Le revoir aujourd’hui en DVD/Blu-ray, grâce à Carlotta, montre que ce portrait d’un serial killer est toujours aussi efficace. Montrés dans toute l’horreur de leur banalité, les meurtres n’en sont que plus perturbants.

La force du film réside dans son manque de moyens. Avec une image mal éclairée, des acteurs inconnus, du grain sur la pellicule, des décors pas du tout hollywoodiens (le tournage a lieu à Chicago), Henry acquiert une authenticité quasi documentaire. Le choix du débutant Michael Rooker, qui fera par la suite une belle carrière, relève du génie. Le jeu tout en sobriété de Rooker peut faire passer le personnage qu’il incarne de sympathique à inquiétant très rapidement et l’on ne sait jamais comment il va réagir aux situations auxquels il est confronté : calmement ou avec violence. À ses côtés, Tracy Arnold et Tom Towles sont tout aussi convaincants.

Notons d’ailleurs que ce dernier avait débuté avec l’Organic Theater Company, troupe théâtrale de Madison, Wisconsin, et que c’est sans doute là qu’il connut Richard Fire, le scénariste de Henry, Portrait of Serial Killer. Fire était alors acteur et le directeur de la compagnie n’était autre que Stuart Gordon, futur réalisateur de Re-Animator.

Le film est basé sur le parcours meurtrier de Henry Lee Lucas, qui affirma avoir tué, au cours de ses nombreux interrogatoires en 1983, quelque 600 personnes. Que raconte Henry, sinon l’Amérique des années quatre-vingt ? Une sœur en perdition qui vient se réfugier chez son frère, lequel sort de prison. Un colocataire qui l’attire alors que, dès le début, on nous apprend qu’il aime tuer des jeunes femmes. Et des rapports étranges qui se nouent entre les différents membres du trio où l’on sent que chacun, coincé dans une vie minable, n’a qu’une envie : secouer les chaînes virtuelles et s’éclater selon son humeur. Et l’humeur, à cette époque — et aujourd’hui aussi, ne rêvons pas —, passe par la violence.

Qu’il existe à côté du glamour hollywoodien une réalité beaucoup plus glauque, on le savait. Le cinéma s’y est toujours intéressé, à l’écart des studios. Un film tel que Massacre à la tronçonneuse, dès 1974, a conquis ses lauriers grâce au scandale et à l’effroi qu’il suscita, affirmant qu’il était adapté d’une histoire vraie. Cet exploit de Tobe Hooper concrétisait ce que n’avaient pas réussi à faire auparavant des cinéastes d’exploitation comme Dwain Esper ou Herschell Gordon Lewis, pour ne citer que ces deux-là.

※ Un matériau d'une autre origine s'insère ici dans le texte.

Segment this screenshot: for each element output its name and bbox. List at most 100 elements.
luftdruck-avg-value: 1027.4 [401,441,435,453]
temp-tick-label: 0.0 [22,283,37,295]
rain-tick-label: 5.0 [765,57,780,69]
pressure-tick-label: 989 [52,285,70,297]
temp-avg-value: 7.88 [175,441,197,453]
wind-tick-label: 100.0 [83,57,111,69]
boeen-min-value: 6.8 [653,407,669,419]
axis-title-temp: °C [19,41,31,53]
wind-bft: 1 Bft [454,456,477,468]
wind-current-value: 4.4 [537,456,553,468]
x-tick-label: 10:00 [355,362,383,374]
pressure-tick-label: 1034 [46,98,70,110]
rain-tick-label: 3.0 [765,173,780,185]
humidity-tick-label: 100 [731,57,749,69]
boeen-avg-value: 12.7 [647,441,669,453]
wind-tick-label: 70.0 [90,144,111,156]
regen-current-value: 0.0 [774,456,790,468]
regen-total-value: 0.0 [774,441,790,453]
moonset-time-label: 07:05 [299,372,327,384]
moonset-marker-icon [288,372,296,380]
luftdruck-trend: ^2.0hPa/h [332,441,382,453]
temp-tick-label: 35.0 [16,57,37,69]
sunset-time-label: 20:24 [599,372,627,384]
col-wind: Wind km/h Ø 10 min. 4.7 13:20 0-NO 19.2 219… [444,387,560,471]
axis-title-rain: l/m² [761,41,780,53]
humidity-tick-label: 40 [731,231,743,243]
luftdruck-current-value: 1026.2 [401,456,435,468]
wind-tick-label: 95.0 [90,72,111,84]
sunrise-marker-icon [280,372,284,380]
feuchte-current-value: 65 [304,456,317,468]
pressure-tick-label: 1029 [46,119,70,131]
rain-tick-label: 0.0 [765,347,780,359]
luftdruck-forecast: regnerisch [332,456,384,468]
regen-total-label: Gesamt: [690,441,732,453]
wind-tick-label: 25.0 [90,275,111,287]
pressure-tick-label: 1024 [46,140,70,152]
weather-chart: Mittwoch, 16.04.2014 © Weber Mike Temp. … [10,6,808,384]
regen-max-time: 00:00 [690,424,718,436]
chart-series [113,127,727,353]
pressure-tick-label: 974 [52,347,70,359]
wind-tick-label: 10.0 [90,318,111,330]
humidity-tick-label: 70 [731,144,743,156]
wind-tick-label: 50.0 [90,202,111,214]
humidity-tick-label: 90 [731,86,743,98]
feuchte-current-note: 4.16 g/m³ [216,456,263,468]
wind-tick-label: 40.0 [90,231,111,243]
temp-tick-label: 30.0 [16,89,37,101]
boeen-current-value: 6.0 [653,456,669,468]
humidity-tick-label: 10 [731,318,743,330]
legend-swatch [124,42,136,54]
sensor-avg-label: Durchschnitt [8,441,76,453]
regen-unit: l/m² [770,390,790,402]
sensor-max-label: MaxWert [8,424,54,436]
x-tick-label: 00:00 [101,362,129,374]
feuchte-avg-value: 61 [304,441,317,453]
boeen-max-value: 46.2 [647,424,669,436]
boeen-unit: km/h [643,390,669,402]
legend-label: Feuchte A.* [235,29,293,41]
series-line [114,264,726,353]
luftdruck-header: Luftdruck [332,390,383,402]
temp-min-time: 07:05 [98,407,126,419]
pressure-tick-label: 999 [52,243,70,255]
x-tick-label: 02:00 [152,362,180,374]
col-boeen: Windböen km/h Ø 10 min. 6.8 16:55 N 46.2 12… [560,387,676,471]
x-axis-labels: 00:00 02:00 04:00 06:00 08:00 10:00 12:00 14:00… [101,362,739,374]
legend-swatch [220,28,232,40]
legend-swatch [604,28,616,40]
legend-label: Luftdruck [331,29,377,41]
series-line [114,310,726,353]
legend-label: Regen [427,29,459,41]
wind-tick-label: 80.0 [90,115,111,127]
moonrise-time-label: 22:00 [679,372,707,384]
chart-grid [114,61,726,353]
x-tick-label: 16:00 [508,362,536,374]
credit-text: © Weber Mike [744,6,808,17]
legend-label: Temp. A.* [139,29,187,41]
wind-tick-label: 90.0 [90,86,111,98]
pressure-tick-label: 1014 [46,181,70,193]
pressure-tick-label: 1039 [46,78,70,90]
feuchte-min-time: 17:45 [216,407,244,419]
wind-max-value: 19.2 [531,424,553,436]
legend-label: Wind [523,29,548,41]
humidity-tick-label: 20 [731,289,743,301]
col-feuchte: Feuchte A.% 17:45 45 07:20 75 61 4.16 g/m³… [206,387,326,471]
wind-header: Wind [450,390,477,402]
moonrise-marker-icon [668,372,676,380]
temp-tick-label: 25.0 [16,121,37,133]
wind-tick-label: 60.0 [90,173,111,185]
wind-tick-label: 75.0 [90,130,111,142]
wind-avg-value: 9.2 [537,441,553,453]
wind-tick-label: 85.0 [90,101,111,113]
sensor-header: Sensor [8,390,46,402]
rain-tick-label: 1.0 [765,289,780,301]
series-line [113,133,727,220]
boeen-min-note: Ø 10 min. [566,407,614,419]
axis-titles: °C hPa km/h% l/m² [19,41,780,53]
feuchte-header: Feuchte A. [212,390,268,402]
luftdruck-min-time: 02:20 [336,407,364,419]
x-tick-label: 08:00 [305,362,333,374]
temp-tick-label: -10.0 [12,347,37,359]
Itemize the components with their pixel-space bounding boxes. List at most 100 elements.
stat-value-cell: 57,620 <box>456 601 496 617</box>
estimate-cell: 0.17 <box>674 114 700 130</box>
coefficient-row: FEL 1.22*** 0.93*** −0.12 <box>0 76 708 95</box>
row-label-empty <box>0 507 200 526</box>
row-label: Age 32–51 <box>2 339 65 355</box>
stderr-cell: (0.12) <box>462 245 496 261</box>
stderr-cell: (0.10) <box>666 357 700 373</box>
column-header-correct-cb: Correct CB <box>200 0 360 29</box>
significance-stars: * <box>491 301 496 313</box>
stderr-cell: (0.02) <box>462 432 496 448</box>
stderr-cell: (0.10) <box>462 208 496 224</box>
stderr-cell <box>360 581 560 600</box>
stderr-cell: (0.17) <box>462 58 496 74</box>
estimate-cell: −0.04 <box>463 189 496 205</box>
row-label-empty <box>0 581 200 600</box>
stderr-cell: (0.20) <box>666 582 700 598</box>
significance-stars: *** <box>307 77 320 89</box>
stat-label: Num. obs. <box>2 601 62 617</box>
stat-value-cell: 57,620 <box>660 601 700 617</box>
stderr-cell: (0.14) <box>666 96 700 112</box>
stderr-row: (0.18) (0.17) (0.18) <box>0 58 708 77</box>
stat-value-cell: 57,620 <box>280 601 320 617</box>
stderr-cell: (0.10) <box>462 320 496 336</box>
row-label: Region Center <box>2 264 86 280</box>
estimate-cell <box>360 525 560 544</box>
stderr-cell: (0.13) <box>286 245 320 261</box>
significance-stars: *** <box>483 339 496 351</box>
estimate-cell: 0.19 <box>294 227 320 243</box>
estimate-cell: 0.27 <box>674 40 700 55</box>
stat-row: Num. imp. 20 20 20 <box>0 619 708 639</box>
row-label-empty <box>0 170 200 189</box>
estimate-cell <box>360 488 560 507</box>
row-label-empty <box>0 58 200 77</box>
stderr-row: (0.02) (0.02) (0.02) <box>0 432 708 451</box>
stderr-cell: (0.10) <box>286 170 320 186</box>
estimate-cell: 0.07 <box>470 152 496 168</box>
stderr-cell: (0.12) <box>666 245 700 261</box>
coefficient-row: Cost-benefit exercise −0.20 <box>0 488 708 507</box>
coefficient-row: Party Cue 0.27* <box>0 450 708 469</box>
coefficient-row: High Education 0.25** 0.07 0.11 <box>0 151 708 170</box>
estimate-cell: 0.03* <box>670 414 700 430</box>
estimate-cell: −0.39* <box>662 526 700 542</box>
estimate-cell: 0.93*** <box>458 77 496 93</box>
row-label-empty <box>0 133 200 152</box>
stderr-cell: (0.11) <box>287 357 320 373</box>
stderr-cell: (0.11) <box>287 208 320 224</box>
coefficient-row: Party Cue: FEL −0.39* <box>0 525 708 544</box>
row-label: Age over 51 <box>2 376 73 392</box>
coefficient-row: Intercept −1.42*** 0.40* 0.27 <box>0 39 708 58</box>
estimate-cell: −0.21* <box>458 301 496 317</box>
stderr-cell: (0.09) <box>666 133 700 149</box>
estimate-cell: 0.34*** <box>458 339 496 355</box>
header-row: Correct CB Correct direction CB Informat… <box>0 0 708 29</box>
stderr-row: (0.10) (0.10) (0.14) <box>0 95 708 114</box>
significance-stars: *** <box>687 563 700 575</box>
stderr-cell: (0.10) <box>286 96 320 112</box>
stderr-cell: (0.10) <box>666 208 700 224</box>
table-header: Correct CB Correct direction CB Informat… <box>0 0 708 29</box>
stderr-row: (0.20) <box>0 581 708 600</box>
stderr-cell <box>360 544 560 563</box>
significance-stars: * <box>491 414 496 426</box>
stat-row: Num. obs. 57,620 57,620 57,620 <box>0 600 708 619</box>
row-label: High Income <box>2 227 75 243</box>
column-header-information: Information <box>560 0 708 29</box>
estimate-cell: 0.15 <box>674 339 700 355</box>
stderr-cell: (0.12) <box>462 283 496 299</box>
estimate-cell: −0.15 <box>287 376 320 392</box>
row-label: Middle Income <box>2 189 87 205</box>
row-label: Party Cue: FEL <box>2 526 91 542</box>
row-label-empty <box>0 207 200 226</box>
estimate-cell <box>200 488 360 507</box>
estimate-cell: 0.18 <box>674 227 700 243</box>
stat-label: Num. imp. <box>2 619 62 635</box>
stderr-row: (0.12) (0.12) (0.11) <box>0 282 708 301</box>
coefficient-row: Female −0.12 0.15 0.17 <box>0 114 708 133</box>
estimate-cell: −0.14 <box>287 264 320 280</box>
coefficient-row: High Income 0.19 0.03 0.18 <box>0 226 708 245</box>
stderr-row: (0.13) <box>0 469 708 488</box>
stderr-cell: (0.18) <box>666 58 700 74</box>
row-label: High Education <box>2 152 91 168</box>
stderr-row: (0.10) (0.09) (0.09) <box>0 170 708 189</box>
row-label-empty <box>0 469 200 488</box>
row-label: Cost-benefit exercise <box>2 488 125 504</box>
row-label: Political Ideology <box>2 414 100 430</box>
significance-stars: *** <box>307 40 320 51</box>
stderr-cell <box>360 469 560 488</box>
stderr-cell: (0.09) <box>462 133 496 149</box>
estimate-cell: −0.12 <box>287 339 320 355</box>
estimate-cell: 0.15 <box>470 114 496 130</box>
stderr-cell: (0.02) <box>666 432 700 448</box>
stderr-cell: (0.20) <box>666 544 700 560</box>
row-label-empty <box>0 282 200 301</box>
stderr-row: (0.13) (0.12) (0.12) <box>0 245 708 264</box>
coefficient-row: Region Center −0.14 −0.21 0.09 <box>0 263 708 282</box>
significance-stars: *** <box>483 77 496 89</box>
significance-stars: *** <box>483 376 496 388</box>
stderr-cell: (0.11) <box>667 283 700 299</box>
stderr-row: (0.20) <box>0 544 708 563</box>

Henry n’est pas pour autant un produit d’exploitation, qui cherche à profiter du goût du public pour une sexualité agressive. C’est au contraire un film d’auteur qui décrit une Amérique violente, où le crime n’est pas le fait d’odieux voyous hystériques tels que les montrent les grands studios. Ici, le criminel est le fameux Boy Next Door — et d’ailleurs, à la même époque que Henry, est sorti The Boys Next Door de Penelope Spheeris au propos tout aussi glaçant.

Un mot sur John McNaughton : avant le portrait du serial killer, le cinéaste s’était déjà intéressé au crime et à sa représentation au cinéma avec une série de documentaires. Curieusement, une fois la gloire acquise avec Henry, McNaughton s’est tourné vers des comédies plus classiques mâtinées de suspense policier (Mad Dog and Glory) et vers des thrillers érotiques très à la mode à la fin des années quatre-vint-dix (Sexcrimes). Mais rien d’aussi fort que ce Henry, Portrait of a Serial Killer, qui s’inscrit dans les mémoires d’une manière tenace. Volontairement, Henry est un film malsain qui décrit une société malsaine. Comme si l’Amérique créait ses propres monstres.

Jean-Charles Lemeunier

Henry, portrait d’un serial killer
Année : 1986
Origine: États-Unis
Titre original : Henry, Portrait of a Serial Killer
Réal. : John McNaughton
Scén. : Richard Fire, John McNaughton
Photo : Charlie Lieberman
Musique : Ken Hale, Steven A. Jones, Robert McNaughton
Montage : Elena Maganini
Durée : 82 min
Avec Michael Rooker, Tracy Arnold, Tom Towles…

Sortie en DVD/Blu-ray par Carlotta Films le 22 septembre 2021.